The ratings recognize Tech Data's deft execution of its narrow-margined information technology distribution business during a period of retrenchment in IT spending that was further exacerbated by the Sept. 11 tragedy and its immediate aftermath, Moody's said. The upgrade of the ratings to Ba2 at the subordinated debt level reflects Moody's extension to the Ba2 senior implied grade of differentiating by one notch contractually subordinated debt instruments from the senior implied rating, based on an empirical analysis of percentage of principal recovery for defaulted debt. The delay in revising Tech Data's subordinated ratings was tied to the prospect for issuance of senior debt that would not command the guarantees currently pledged to the company's bank revolving credit facility. In the event that the company elects to issue senior unsecured notes under its shelf registration, and the aforementioned guarantees continue to remain in place, the need to distinguish between the guaranteed and non-guaranteed classes of senior debt, and further between the senior unsecured and subordinated issues, would cause Tech Data's subordinated ratings to revert to their previous two-notch positioning from the company's Ba1 senior implied rating, Moody's said.

S&P rates new Calpine convertible BB+

Standard & Poor's assigned a BB+ rating to Calpine Corp.'s new offering of 4% convertible notes due 2006.

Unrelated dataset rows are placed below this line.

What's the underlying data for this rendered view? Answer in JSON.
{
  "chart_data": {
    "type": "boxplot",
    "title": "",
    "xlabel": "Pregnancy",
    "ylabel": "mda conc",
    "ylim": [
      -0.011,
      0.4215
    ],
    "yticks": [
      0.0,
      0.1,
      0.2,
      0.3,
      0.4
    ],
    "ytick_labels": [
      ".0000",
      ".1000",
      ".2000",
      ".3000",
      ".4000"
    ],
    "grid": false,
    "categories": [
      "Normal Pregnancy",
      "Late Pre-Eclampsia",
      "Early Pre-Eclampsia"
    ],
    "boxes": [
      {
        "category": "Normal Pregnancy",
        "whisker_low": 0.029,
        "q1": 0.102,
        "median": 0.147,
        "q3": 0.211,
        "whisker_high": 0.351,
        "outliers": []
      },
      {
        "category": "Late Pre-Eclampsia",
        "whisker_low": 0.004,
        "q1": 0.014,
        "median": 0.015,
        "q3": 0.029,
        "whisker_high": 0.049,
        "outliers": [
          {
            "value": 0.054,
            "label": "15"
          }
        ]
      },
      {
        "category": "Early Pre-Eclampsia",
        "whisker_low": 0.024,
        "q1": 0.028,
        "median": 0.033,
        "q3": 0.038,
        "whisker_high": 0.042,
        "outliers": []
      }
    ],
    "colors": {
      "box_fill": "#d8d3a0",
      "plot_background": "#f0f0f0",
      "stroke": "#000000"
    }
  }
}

S&P downgrades IT Group, still on watch

Standard & Poor's downgraded IT Group Inc. and kept its ratings on CreditWatch with negative implications. Ratings affected include the company's senior secured bank debt, cut to CCC- from B and its subordinated debt, cut to C from CCC+.

S&P said it lowered its ratings because of "heightened liquidity concerns" following the company's announcement that "it appears unlikely that satisfactory arrangements can be negotiated with its senior secured lenders for a longer term financial restructuring."

IT Group is exploring alternatives, including the sale of assets and a Chapter 11 filing.